Wheels were green with black tyres, and the cabside numbers were replaced by a cast oval number plate with "Southern Railway" around the edge and the number in the centre. Primrose Yellow "Southern" and locomotive number transfers were placed on the tender tank. From 1927, the Maunsell locomotives were given black livery with green lining, and remained in that guise with little modification until nationalisation.

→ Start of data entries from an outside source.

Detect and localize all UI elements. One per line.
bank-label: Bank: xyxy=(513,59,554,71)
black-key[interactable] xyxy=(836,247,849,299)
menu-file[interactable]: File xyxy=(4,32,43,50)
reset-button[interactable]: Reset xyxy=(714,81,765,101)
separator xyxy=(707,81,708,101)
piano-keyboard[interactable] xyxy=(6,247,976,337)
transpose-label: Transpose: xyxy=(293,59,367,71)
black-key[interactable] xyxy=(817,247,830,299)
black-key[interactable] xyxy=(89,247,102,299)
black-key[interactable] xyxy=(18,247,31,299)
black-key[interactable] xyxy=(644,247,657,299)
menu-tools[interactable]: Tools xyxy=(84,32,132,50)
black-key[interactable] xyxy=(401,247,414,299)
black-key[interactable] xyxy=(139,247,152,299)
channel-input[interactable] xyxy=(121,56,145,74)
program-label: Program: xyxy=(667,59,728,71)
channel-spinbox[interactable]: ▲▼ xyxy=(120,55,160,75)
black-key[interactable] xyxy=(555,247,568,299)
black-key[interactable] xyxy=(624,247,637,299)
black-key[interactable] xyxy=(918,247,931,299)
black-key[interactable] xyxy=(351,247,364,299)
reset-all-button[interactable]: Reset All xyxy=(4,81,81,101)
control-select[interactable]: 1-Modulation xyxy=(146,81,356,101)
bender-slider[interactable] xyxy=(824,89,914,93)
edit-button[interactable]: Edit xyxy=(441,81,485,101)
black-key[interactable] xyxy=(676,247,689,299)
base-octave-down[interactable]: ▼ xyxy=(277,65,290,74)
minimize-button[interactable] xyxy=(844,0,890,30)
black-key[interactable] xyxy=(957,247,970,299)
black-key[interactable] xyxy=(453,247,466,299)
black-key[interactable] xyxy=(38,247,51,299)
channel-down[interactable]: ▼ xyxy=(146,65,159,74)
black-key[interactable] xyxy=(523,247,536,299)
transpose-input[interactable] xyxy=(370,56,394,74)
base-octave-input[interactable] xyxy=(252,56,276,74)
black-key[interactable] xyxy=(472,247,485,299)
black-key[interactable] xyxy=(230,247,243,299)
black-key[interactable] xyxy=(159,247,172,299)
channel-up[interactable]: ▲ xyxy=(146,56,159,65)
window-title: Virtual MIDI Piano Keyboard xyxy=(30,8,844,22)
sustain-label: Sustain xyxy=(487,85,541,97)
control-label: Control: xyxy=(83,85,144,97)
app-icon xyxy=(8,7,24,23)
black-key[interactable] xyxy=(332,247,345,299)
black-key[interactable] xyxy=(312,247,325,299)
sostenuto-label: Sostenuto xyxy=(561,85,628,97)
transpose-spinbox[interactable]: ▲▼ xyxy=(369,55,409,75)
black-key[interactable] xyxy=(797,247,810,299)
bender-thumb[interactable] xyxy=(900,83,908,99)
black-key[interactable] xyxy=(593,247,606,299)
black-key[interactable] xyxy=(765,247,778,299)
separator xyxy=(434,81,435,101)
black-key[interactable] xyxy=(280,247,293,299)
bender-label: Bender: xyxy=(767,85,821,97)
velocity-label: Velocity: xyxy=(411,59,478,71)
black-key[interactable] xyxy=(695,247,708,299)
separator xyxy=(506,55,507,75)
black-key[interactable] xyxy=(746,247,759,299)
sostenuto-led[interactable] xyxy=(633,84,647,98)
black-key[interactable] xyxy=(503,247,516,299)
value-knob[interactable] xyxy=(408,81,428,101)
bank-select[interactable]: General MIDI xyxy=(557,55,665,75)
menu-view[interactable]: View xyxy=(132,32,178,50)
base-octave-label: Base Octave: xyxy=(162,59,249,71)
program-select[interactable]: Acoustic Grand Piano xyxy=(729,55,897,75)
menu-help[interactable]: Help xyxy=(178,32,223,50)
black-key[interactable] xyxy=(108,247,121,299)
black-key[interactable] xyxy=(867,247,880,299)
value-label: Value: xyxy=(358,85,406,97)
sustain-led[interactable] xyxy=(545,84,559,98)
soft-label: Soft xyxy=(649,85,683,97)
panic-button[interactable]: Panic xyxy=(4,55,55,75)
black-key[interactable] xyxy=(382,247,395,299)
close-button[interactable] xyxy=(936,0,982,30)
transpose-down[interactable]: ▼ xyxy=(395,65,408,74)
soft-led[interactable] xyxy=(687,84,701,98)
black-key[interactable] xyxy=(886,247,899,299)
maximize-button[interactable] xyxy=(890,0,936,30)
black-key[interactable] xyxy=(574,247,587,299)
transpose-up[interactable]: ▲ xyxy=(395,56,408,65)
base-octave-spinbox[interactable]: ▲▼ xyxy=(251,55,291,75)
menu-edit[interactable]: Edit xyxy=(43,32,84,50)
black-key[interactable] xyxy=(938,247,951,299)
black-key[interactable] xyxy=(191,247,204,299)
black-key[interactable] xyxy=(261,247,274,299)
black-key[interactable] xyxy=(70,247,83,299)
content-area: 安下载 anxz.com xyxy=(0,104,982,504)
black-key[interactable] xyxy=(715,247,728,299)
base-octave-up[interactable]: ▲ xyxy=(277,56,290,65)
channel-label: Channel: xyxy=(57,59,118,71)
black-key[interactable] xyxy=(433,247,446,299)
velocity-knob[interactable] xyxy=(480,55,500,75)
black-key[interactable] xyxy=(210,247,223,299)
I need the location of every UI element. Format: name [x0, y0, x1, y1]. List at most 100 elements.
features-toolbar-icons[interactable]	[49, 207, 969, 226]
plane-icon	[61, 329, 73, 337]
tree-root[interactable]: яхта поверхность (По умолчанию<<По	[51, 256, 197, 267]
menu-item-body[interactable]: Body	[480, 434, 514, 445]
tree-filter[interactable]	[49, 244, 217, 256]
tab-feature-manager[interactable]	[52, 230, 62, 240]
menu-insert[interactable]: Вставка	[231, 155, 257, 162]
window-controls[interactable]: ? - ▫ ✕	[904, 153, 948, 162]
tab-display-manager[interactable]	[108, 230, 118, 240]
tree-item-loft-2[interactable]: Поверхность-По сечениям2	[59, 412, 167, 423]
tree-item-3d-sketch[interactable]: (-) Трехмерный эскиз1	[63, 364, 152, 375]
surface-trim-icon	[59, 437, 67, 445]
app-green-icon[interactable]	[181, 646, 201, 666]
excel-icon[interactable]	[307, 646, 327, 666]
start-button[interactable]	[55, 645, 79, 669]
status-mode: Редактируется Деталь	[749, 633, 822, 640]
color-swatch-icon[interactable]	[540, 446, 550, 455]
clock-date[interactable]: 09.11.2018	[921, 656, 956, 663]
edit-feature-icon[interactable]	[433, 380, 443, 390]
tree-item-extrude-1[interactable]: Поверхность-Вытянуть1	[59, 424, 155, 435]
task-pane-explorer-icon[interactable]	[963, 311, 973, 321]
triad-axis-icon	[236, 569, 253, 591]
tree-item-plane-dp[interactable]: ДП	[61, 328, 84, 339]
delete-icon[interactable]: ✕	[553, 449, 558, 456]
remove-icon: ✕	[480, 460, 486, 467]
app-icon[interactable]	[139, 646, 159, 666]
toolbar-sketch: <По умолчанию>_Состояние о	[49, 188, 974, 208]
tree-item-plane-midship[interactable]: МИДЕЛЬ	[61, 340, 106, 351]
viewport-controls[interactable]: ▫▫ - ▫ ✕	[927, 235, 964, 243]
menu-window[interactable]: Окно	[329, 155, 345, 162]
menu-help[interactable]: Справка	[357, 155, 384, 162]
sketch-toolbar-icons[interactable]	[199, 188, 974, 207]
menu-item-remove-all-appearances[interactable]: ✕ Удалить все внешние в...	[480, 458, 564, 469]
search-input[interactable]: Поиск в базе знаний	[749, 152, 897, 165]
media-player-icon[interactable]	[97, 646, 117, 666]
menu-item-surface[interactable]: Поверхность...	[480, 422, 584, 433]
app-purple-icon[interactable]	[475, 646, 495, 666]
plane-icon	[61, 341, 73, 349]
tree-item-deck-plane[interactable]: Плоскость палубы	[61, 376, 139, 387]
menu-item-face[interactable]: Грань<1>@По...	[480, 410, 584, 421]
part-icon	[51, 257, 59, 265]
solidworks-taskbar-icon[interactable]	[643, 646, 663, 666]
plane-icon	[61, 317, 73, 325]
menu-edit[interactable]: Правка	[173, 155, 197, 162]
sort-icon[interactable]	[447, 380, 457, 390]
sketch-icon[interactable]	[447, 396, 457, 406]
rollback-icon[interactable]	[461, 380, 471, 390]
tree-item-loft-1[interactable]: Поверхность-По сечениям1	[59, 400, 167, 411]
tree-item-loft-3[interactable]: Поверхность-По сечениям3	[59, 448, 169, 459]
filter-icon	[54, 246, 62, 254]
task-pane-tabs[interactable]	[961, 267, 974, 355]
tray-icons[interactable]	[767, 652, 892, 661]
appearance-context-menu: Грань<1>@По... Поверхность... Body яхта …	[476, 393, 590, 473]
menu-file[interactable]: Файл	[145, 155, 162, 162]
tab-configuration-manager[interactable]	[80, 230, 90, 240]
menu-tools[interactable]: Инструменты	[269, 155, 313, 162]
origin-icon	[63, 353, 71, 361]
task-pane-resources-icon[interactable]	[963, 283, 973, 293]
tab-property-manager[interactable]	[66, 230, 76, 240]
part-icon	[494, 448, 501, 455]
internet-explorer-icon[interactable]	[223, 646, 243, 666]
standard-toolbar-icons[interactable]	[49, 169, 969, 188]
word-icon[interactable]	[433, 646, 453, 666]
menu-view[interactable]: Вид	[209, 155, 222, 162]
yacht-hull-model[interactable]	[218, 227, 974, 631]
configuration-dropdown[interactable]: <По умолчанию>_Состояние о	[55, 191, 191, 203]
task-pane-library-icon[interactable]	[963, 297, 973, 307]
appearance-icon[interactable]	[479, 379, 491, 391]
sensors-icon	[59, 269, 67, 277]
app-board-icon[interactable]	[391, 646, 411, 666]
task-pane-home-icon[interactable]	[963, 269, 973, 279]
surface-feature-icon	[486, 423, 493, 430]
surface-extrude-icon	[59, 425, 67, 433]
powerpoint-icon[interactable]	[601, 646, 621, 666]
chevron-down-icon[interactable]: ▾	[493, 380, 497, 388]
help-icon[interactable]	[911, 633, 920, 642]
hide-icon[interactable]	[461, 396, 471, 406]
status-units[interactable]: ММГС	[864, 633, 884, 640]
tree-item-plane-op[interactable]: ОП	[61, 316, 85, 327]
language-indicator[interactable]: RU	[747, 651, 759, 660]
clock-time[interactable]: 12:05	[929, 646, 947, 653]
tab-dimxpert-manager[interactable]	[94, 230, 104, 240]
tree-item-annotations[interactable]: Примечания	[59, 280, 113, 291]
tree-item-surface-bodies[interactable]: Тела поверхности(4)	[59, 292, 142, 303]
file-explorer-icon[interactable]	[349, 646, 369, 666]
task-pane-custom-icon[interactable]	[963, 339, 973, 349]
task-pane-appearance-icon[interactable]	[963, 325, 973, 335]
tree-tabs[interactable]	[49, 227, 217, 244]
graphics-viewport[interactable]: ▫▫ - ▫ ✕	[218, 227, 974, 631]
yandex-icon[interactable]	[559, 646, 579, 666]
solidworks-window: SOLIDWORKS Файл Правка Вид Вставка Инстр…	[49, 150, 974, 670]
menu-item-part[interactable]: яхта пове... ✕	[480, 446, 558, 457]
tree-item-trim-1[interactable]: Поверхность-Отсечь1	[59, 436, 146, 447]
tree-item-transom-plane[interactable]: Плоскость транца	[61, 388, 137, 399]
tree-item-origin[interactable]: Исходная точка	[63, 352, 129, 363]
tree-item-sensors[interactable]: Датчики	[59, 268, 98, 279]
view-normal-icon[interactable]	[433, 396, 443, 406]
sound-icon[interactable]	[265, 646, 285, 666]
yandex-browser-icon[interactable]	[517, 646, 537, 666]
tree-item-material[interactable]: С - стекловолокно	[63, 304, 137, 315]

The only slight livery modification occurred before the Second World War, when Oliver Bulleid introduced the "Sunshine Yellow" lettering and numbering. A further modification was the application of a green shaded "Sunshine" lettering during the war. This was finally reverted to "Sunshine Yellow" lettering and numbering after the war. Nos. 496-515 were built between 1919 and 1921, and Nos. 823-837 were delivered from Eastleigh during 1927 and 1928 and a further 10 locomotives, No.838-847, were authorised in 1931.

===British Railways===

After a period in British Railways transitional livery the entire class was painted in British Railways Goods Black livery with no lining, the numbering located on the cab-sides and the British Railways crest on the tender sides. Numbering was initially as per Southern Railway with an "S" prefix, but the locomotives were eventually re-numbered under the British Railways standard numbering system according to batch. They were numbered in the series of 30496-30515 for the Urie locomotives, 30823-30837 for the second batch, and 30838-30847 for the third batch.